The binomial distribution has one unknown parameter. Its best estimate is the overall proportion of males in the 6,115 families,
\[ \hat{\pi} \;=\; \frac{38,100}{12 \times 6,115} \;=\; 0.5192\]Using the binomial probability function, we can obtain expected cell counts for the frequency table,
\[ E_x \;=\; 6,115 \times {{12} \choose x} {0.5192}^x (1 - 0.5192)^{12-x}\]These are shown in the table below.
x | 0 | 1 | 2 | 3 | 4 | 5 | 6 | 7 | 8 | 9 | 10 | 11 | 12 |
---|---|---|---|---|---|---|---|---|---|---|---|---|---|
\(O_x\) | 3 | 24 | 104 | 286 | 670 | 1033 | 1343 | 1112 | 829 | 478 | 181 | 45 | 7 |
\(E_x\) | 0.93 | 12.09 | 71.80 | 258.48 | 628.06 | 1085.2 | 1367.3 | 1265.6 | 854.25 | 410.01 | 132.84 | 26.08 | 2.35 |
Since the first expected cell count is under one, we combine it with the next:
x | 0,1 | 2 | 3 | 4 | 5 | 6 | 7 | 8 | 9 | 10 | 11 | 12 |
---|---|---|---|---|---|---|---|---|---|---|---|---|
\(O_x\) | 27 | 104 | 286 | 670 | 1033 | 1343 | 1112 | 829 | 478 | 181 | 45 | 7 |
\(E_x\) | 13.02 | 71.80 | 258.48 | 628.06 | 1085.2 | 1367.3 | 1265.6 | 854.25 | 410.01 | 132.84 | 26.08 | 2.35 |
The test statistic is
\[ X^2 \;=\; \sum_{x} {\frac{\left(O_x - E_x\right)^2}{E_x}} \;=\; 109.19 \]and this should be compared to a chi-squared distribution with \((12 - 1 - 1) = 10\) degrees of freedom, giving a p-value that is virtually zero.

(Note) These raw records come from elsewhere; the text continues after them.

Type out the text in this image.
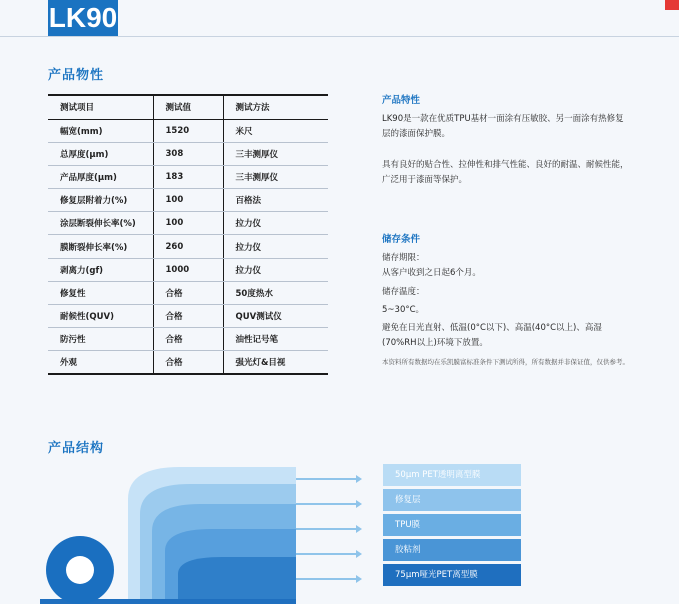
LK90
产品物性
测试项目	测试值	测试方法
幅宽(mm)	1520	米尺
总厚度(μm)	308	三丰测厚仪
产品厚度(μm)	183	三丰测厚仪
修复层附着力(%)	100	百格法
涂层断裂伸长率(%)	100	拉力仪
膜断裂伸长率(%)	260	拉力仪
剥离力(gf)	1000	拉力仪
修复性	合格	50度热水
耐候性(QUV)	合格	QUV测试仪
防污性	合格	油性记号笔
外观	合格	强光灯&目视
产品特性

LK90是一款在优质TPU基材一面涂有压敏胶、另一面涂有热修复层的漆面保护膜。

具有良好的贴合性、拉伸性和排气性能、良好的耐温、耐候性能，广泛用于漆面等保护。

储存条件

储存期限：

从客户收到之日起6个月。

储存温度：

5~30°C。

避免在日光直射、低温(0°C以下)、高温(40°C以上)、高湿(70%RH以上)环境下放置。

本资料所有数据均在乐凯膜富标准条件下测试所得，所有数据并非保证值，仅供参考。

产品结构
50μm PET透明离型膜
修复层
TPU膜
胶粘剂
75μm哑光PET离型膜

Since such a large difference between the observed and expected cell counts would be almost impossible if the data were a random sample from a binomial distribution, we can conclude that it is almost certain that this model does not hold.
Comparing the observed and expected counts, there is overdispersion — there were more families with mostly boys and with mostly girls than would be expected by chance.